Ron
Ron

Reputation: 1508

Printing Phone Number (String) to excel using Apache POI show up as scientific notation (4.165551234E9)

How can I change the Cell so that it appears as a 'general' type instead of 'scientific'

Here's the line that causes issues, getPhoneNumber() returns a String

row.createCell(4).setCellValue(c.getPhoneNumber());

Phone numbers (strings) show up as 4.165551234E9, the data is there but in the wrong format.


I've tried setting the cell format to numeric

row.getCell(4).setCellType(Cell.CELL_TYPE_NUMERIC);

but this causes the 10-digit strings to show up as numbers between 11 and 165. i.e. 11, 16, 20, 26, 13, 31, 35


I've also tried parsing the phone number into a long

try {
    row.createCell(4).setCellValue(Long.parseLong(c.getPhoneNumber()));
} catch (NumberFormatException e) {
    row.createCell(4);
}

There is no setCellValue(Long) only setCellValue(Double), so I would assume that Strings are the proper way to handle this.

Upvotes: 1

Views: 4373

Answers (4)

SirArcher
SirArcher

Reputation: 9

I had the same issue when getting the value of a cell. I just changed the cell type in my program to a cell type string, and then it was fine.

Upvotes: 0

Gagravarr
Gagravarr

Reputation: 48346

Apache POI is behaving just the same as Excel does. If you put a really long number into Excel, in a default formatted cell, it will store the number as-is, but display it in scientific format.

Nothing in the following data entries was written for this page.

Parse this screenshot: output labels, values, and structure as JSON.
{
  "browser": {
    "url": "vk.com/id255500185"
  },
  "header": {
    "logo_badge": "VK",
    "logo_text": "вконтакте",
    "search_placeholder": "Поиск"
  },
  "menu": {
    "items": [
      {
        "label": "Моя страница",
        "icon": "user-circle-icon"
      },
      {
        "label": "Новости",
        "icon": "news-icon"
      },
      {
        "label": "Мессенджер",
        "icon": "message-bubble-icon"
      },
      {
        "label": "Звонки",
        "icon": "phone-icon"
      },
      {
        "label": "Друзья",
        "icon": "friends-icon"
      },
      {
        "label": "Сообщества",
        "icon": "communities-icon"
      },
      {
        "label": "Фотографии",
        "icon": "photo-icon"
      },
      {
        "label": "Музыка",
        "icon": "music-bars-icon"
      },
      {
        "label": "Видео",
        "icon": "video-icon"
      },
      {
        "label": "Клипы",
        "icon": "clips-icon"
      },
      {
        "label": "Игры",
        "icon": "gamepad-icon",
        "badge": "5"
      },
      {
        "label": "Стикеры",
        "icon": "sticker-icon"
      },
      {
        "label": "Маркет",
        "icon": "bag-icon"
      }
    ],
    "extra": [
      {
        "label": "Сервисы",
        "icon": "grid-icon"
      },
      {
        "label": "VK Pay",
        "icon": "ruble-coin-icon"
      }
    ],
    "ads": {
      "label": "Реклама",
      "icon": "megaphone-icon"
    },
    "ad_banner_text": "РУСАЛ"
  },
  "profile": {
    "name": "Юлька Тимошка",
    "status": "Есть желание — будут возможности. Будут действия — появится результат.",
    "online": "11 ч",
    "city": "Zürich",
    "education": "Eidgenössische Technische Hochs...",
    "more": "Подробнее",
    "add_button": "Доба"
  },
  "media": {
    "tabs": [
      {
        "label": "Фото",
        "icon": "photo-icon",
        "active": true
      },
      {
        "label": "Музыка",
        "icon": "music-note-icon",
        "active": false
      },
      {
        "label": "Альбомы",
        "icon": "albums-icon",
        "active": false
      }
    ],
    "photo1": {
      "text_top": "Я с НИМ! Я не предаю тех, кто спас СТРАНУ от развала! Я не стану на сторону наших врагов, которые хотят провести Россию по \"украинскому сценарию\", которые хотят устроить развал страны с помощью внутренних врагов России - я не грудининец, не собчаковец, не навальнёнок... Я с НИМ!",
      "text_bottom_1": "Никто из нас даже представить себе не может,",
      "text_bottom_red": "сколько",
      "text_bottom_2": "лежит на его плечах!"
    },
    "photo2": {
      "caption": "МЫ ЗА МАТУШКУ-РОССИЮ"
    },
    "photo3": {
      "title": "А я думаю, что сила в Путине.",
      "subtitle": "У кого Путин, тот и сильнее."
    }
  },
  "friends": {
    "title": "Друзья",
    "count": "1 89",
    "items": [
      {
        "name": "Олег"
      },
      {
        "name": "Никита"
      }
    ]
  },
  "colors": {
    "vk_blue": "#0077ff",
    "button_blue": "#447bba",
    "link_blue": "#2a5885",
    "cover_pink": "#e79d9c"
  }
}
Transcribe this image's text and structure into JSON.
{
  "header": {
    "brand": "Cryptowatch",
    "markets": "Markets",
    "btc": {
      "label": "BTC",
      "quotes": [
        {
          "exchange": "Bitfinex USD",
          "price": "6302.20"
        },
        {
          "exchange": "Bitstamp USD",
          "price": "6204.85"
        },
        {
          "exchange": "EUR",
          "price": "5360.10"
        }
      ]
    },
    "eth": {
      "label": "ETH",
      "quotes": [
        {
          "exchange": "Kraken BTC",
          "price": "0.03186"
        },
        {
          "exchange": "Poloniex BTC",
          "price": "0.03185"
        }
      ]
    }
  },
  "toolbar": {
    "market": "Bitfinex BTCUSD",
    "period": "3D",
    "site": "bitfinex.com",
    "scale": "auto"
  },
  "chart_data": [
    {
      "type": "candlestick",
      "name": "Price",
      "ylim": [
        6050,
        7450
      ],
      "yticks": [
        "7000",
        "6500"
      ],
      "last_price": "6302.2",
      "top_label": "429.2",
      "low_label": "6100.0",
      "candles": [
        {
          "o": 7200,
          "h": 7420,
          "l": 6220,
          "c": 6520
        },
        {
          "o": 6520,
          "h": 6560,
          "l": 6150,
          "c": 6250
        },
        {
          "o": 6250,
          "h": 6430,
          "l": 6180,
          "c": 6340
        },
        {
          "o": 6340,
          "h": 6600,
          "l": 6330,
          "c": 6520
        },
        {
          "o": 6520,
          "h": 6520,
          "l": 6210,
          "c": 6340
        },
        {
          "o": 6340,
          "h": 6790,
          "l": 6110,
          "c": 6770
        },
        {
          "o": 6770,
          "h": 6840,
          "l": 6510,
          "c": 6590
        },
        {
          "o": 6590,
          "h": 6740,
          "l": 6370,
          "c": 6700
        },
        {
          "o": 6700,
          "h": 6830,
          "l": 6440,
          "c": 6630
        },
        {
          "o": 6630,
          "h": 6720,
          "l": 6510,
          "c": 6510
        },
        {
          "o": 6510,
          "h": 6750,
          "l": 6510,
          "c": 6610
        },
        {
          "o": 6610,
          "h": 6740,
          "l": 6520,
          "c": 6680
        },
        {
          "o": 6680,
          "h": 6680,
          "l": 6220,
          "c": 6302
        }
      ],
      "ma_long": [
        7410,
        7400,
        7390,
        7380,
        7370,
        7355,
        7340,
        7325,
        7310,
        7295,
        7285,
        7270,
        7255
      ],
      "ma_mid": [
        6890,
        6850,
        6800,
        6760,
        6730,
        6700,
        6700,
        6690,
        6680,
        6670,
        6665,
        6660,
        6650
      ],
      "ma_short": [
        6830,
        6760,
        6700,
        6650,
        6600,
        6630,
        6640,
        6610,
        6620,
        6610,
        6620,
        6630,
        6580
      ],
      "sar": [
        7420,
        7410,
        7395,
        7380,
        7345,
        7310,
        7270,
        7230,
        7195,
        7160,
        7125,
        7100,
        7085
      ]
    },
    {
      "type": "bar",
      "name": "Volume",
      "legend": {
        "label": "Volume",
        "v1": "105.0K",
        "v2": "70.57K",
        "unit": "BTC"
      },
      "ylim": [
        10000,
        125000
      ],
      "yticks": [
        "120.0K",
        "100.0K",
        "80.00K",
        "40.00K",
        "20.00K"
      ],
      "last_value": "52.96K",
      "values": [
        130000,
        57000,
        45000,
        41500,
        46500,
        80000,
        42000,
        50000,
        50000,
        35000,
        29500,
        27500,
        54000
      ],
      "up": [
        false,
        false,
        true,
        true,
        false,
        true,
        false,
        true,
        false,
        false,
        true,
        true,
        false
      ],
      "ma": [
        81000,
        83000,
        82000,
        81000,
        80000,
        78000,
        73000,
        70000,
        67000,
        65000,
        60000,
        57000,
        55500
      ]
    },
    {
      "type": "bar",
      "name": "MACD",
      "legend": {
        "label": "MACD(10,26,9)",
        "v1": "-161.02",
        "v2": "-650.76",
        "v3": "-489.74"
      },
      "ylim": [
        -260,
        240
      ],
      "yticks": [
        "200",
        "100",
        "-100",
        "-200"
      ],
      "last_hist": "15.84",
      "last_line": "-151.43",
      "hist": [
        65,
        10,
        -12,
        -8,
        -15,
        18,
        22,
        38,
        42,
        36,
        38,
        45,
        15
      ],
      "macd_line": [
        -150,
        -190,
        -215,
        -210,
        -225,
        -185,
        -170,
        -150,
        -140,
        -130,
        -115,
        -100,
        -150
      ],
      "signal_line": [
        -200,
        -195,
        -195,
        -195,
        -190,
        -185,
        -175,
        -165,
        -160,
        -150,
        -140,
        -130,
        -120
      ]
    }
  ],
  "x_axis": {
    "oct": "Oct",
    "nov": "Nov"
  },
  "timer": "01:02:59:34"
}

What you need to do, which is the same as what you'd do in Excel, is to set the formatting rules on the cell to tell Excel to display lots of numbers.

For example, if I want a UK phone number to display properly, then I need to ask Excel to format the cell with the following format string:

0###########

Or if I wanted the normal spacing:

0##### ### ###

Assuming the latter, what I'd do is:

// Do this only once per style
DataFormat df = workbook.createDataFormat()

CellStyle phoneStyle = workbook.createCellStyle();
phoneStyle.setDataFormat( df.getFormat("0##### ### ###") );

....

// Create a cell, set the number, and apply our phone formatting to it
cell.setCellValue(phoneNumber);
cell.setCellStyle(phoneStyle);

Alternately, you can store the number as a string, but excel tends to sulk about that and complain you have a number stored as a string and give warnings about that. However, it does give you the chance to have complete control over the spaces, layout etc

Upvotes: 0

Ron
Ron

Reputation: 1508

The first attempt is correct:

row.createCell(4).setCellValue(c.getPhoneNumber());

The input was in an incorrect format, to get a String phoneNumber from a numeric type Cell use:

String phone = ((long) r.getCell(4).getNumericCellValue()) + "";

Upvotes: 0

Rahul
Rahul

Reputation: 45070

You can use the CELL_TYPE_STRING in your case and directly set the value of your phone number like this

row.createCell(4).setCellValue(c.getPhoneNumber()); // since getPhoneNumber returns a String

The HSSFCell#setCellType takes in an int value and CELL_TYPE_STRING or CELL_TYPE_NUMERIC are all static int fields provided by POI itself to set the cell type appropriately.